Впрочем, Чехову гораздо интереснее как писателю были не политические ссыльные. В. А. Брендер записал довольно любопытное в этом отношении воспоминание писателя П. Д. Боборыкина: «После своей поездки на Сахалин он [Чехов] рассказывал мне в шутливом тоне, как его среди ссыльнокаторжных гораздо больше интересовали экземпляры уголовных преступников, махровые продукты нравственного извращения, особенно интеллигентов, чем те “политические”, каких он находил на Сахалине.

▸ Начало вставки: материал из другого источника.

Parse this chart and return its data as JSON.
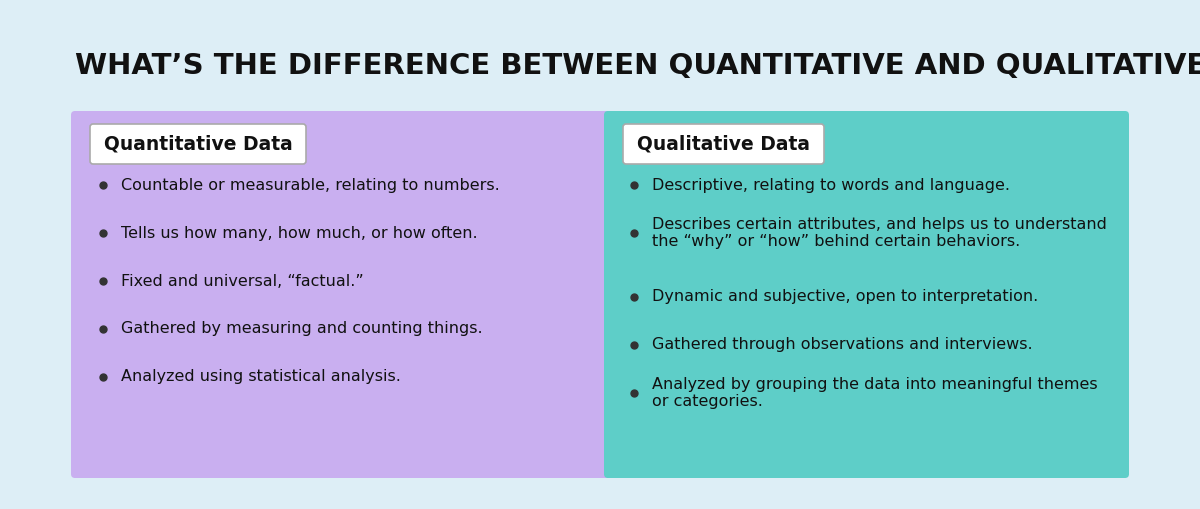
{
  "title": "WHAT’S THE DIFFERENCE BETWEEN QUANTITATIVE AND QUALITATIVE DATA?",
  "background_color": "#ddeef6",
  "left_panel_color": "#c9aff0",
  "right_panel_color": "#5ecec8",
  "header_bg_color": "#ffffff",
  "header_text_color": "#111111",
  "bullet_text_color": "#111111",
  "title_color": "#111111",
  "left_title": "Quantitative Data",
  "right_title": "Qualitative Data",
  "left_bullets": [
    "Countable or measurable, relating to numbers.",
    "Tells us how many, how much, or how often.",
    "Fixed and universal, “factual.”",
    "Gathered by measuring and counting things.",
    "Analyzed using statistical analysis."
  ],
  "right_bullets": [
    "Descriptive, relating to words and language.",
    "Describes certain attributes, and helps us to understand\nthe “why” or “how” behind certain behaviors.",
    "Dynamic and subjective, open to interpretation.",
    "Gathered through observations and interviews.",
    "Analyzed by grouping the data into meaningful themes\nor categories."
  ],
  "title_fontsize": 21,
  "header_fontsize": 13.5,
  "bullet_fontsize": 11.5,
  "fig_width": 12.0,
  "fig_height": 5.09,
  "dpi": 100
}
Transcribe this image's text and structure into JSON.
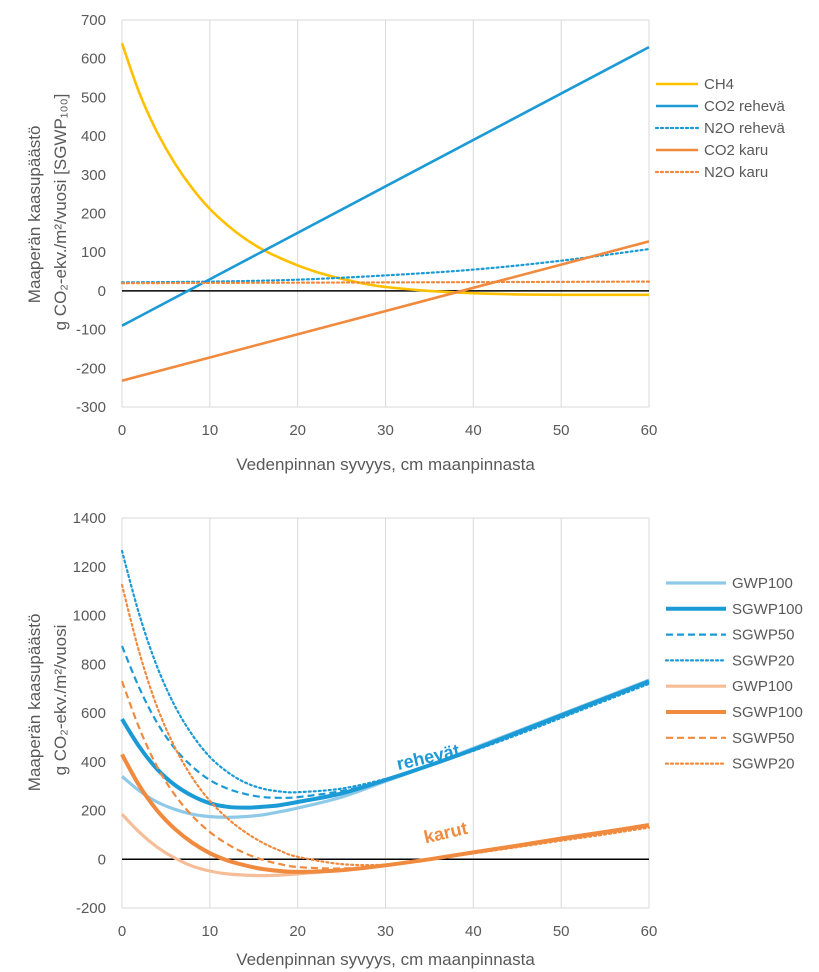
{
  "chart_data": [
    {
      "type": "line",
      "xlabel": "Vedenpinnan syvyys, cm maanpinnasta",
      "ylabel_lines": [
        "Maaperän kaasupäästö",
        "g CO₂-ekv./m²/vuosi [SGWP₁₀₀]"
      ],
      "xlim": [
        0,
        60
      ],
      "ylim": [
        -300,
        700
      ],
      "x_ticks": [
        0,
        10,
        20,
        30,
        40,
        50,
        60
      ],
      "y_ticks": [
        -300,
        -200,
        -100,
        0,
        100,
        200,
        300,
        400,
        500,
        600,
        700
      ],
      "grid": "vertical",
      "legend_position": "right",
      "series": [
        {
          "name": "CH4",
          "color": "#FFC000",
          "style": "solid",
          "x": [
            0,
            2,
            4,
            6,
            8,
            10,
            12,
            14,
            16,
            18,
            20,
            22,
            24,
            26,
            28,
            30,
            35,
            40,
            45,
            50,
            55,
            60
          ],
          "y": [
            640,
            510,
            410,
            330,
            265,
            212,
            170,
            135,
            107,
            85,
            66,
            50,
            37,
            26,
            17,
            10,
            0,
            -6,
            -9,
            -10,
            -10,
            -10
          ]
        },
        {
          "name": "CO2 rehevä",
          "color": "#1B9AD6",
          "style": "solid",
          "x": [
            0,
            60
          ],
          "y": [
            -90,
            630
          ]
        },
        {
          "name": "N2O rehevä",
          "color": "#1B9AD6",
          "style": "dotted",
          "x": [
            0,
            10,
            20,
            30,
            40,
            50,
            60
          ],
          "y": [
            22,
            24,
            29,
            40,
            55,
            78,
            108
          ]
        },
        {
          "name": "CO2 karu",
          "color": "#F08A3E",
          "style": "solid",
          "x": [
            0,
            60
          ],
          "y": [
            -232,
            128
          ]
        },
        {
          "name": "N2O karu",
          "color": "#F08A3E",
          "style": "dotted",
          "x": [
            0,
            60
          ],
          "y": [
            20,
            24
          ]
        }
      ]
    },
    {
      "type": "line",
      "xlabel": "Vedenpinnan syvyys, cm maanpinnasta",
      "ylabel_lines": [
        "Maaperän kaasupäästö",
        "g CO₂-ekv./m²/vuosi"
      ],
      "xlim": [
        0,
        60
      ],
      "ylim": [
        -200,
        1400
      ],
      "x_ticks": [
        0,
        10,
        20,
        30,
        40,
        50,
        60
      ],
      "y_ticks": [
        -200,
        0,
        200,
        400,
        600,
        800,
        1000,
        1200,
        1400
      ],
      "grid": "vertical",
      "legend_position": "right",
      "annotations": [
        {
          "text": "rehevät",
          "x": 35,
          "y": 395,
          "color": "#1B9AD6",
          "rotate": -13
        },
        {
          "text": "karut",
          "x": 37,
          "y": 85,
          "color": "#F08A3E",
          "rotate": -13
        }
      ],
      "series": [
        {
          "name": "GWP100",
          "color": "#8FC9E8",
          "style": "light",
          "x": [
            0,
            2,
            4,
            6,
            8,
            10,
            12,
            14,
            16,
            18,
            20,
            25,
            30,
            35,
            40,
            45,
            50,
            55,
            60
          ],
          "y": [
            340,
            280,
            235,
            205,
            185,
            175,
            172,
            175,
            182,
            195,
            210,
            255,
            320,
            385,
            455,
            525,
            595,
            665,
            735
          ]
        },
        {
          "name": "SGWP100",
          "color": "#1B9AD6",
          "style": "thick",
          "x": [
            0,
            2,
            4,
            6,
            8,
            10,
            12,
            14,
            16,
            18,
            20,
            25,
            30,
            35,
            40,
            45,
            50,
            55,
            60
          ],
          "y": [
            575,
            460,
            370,
            305,
            260,
            230,
            215,
            212,
            215,
            222,
            235,
            270,
            325,
            385,
            450,
            520,
            590,
            660,
            730
          ]
        },
        {
          "name": "SGWP50",
          "color": "#1B9AD6",
          "style": "dashed",
          "x": [
            0,
            2,
            4,
            6,
            8,
            10,
            12,
            14,
            16,
            18,
            20,
            25,
            30,
            35,
            40,
            45,
            50,
            55,
            60
          ],
          "y": [
            875,
            700,
            560,
            455,
            380,
            325,
            290,
            268,
            255,
            252,
            255,
            280,
            325,
            385,
            450,
            515,
            585,
            655,
            725
          ]
        },
        {
          "name": "SGWP20",
          "color": "#1B9AD6",
          "style": "dotted",
          "x": [
            0,
            2,
            4,
            6,
            8,
            10,
            12,
            14,
            16,
            18,
            20,
            25,
            30,
            35,
            40,
            45,
            50,
            55,
            60
          ],
          "y": [
            1265,
            1000,
            790,
            630,
            510,
            420,
            358,
            315,
            290,
            278,
            275,
            290,
            330,
            385,
            445,
            510,
            580,
            650,
            720
          ]
        },
        {
          "name": "GWP100",
          "color": "#F6BE98",
          "style": "light",
          "x": [
            0,
            2,
            4,
            6,
            8,
            10,
            12,
            14,
            16,
            18,
            20,
            25,
            30,
            35,
            40,
            45,
            50,
            55,
            60
          ],
          "y": [
            185,
            110,
            50,
            5,
            -28,
            -48,
            -60,
            -65,
            -67,
            -65,
            -60,
            -45,
            -25,
            0,
            28,
            56,
            85,
            113,
            142
          ]
        },
        {
          "name": "SGWP100",
          "color": "#F08A3E",
          "style": "thick",
          "x": [
            0,
            2,
            4,
            6,
            8,
            10,
            12,
            14,
            16,
            18,
            20,
            25,
            30,
            35,
            40,
            45,
            50,
            55,
            60
          ],
          "y": [
            430,
            300,
            200,
            125,
            68,
            25,
            -5,
            -25,
            -40,
            -48,
            -52,
            -45,
            -25,
            0,
            28,
            56,
            85,
            112,
            140
          ]
        },
        {
          "name": "SGWP50",
          "color": "#F08A3E",
          "style": "dashed",
          "x": [
            0,
            2,
            4,
            6,
            8,
            10,
            12,
            14,
            16,
            18,
            20,
            25,
            30,
            35,
            40,
            45,
            50,
            55,
            60
          ],
          "y": [
            730,
            535,
            380,
            265,
            178,
            112,
            62,
            25,
            -2,
            -20,
            -32,
            -38,
            -25,
            0,
            26,
            52,
            80,
            108,
            135
          ]
        },
        {
          "name": "SGWP20",
          "color": "#F08A3E",
          "style": "dotted",
          "x": [
            0,
            2,
            4,
            6,
            8,
            10,
            12,
            14,
            16,
            18,
            20,
            25,
            30,
            35,
            40,
            45,
            50,
            55,
            60
          ],
          "y": [
            1125,
            845,
            625,
            460,
            335,
            240,
            168,
            112,
            68,
            35,
            10,
            -20,
            -22,
            0,
            24,
            50,
            76,
            102,
            130
          ]
        }
      ]
    }
  ]
}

— Ведь вперед знаешь, о чем и в каком тоне такой политический будет говорить с вами. А у каждого крупного уголовного преступника есть своя физиономия, свой тон и язык, своя психика».

Уже 24 января 1890 года в № 23 «Петербургской газеты» была помещена корреспонденция: «Талантливый писатель А. Чехов предпринимает кругосветное путешествие на Сахалин с партией ссылаемых туда арестантов… Поездка эта предпринимается с целью изучения быта арестантов, и не подлежит сомнению, что талантливый наш беллетрист сделает крупный вклад в литературу из своих наблюдений и впечатлений, вынесенных из этой поездки».

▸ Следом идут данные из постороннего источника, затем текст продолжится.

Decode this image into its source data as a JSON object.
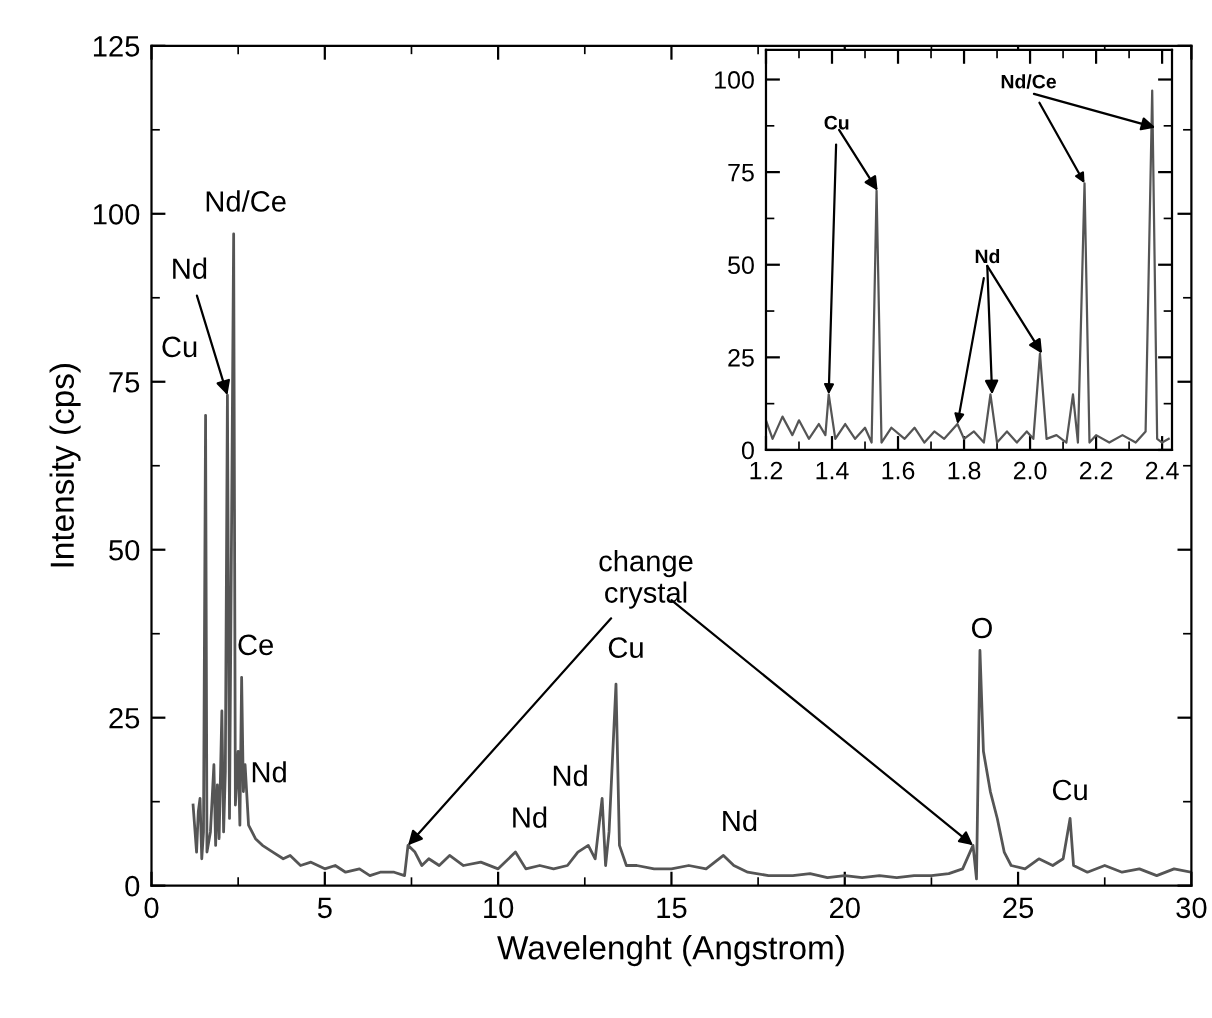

О первоначальном маршруте путешествия Чехов сообщил и в письме брату Михаилу 28 января: «С Галкиным-Враским почти все уже улажено. Маршрут: река Кама, Пермь, Тюмень, Томск, Иркутск, Амур, Сахалин, Япония, Китай, Коломбо, Порт-Саид, Константинополь и Одесса. Буду и в Маниле. Выеду из Москвы в начале апреля». Но, как известно, в план были внесены коррективы.

Сахалин был интересен Чехову как писателю, как человеку науки, врачу, пусть результаты путешествия вначале и не были для него очевидными. «Еду я совершенно уверенный, что моя поездка не даст ценного вклада ни в литературу, ни в науку: не хватит на это ни знаний, ни времени, ни претензий. Нет у меня планов ни гумбольдтских, ни даже кеннановских. Я хочу написать хоть 100–200 страниц и этим немножко заплатить своей медицине, перед которой я, как Вам известно, свинья. Быть может, я не сумею ничего написать, но все-таки поездка не теряет для меня своего аромата: читая, глядя по сторонам и слушая, я многое узнаю и выучу», — признавался он Суворину. (Хотя упоминание о книге как результате путешествия дважды появляется в письмах Чехова той поры.)

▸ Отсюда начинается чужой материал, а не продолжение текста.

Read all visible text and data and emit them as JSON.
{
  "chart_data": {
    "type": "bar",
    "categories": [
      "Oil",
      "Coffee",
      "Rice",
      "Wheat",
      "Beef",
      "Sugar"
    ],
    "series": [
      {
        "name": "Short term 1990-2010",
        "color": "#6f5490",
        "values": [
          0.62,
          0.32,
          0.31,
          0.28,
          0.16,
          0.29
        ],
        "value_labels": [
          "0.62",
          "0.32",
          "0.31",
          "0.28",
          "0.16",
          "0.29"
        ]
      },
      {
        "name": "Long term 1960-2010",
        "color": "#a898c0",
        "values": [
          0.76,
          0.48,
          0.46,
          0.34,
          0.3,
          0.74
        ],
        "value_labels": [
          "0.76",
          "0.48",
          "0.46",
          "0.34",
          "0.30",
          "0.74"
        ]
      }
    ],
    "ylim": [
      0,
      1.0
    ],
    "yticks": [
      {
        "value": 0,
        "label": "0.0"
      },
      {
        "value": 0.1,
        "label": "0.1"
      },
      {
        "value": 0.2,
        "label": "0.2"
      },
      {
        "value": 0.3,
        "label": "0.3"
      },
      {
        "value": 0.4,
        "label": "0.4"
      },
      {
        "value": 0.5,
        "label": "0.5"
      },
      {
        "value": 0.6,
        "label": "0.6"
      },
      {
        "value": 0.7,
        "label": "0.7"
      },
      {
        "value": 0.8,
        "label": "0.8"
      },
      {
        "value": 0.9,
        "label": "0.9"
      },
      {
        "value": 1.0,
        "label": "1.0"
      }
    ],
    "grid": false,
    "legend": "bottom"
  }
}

Восьмимесячное путешествие на Сахалин и на Восток имело не только литературное, общественное, но и — что важнее — личное значение для Чехова. По его словам, оно содействовало его «возмужалости», породило «чертову пропасть планов», заставило переоценить собственную жизнь:


«…после сахалинских трудов и тропиков моя московская жизнь кажется мне до такой степени мещанскою и скучною, что мне хочется кусаться».


Жить и писать, как прежде, уже было нельзя. И только невнимательный читатель мог спросить, почему в творчестве Чехова так мало отразился Сахалин. В ответ на это Чехов резонно замечал: «А ведь кажется — все просахалинено».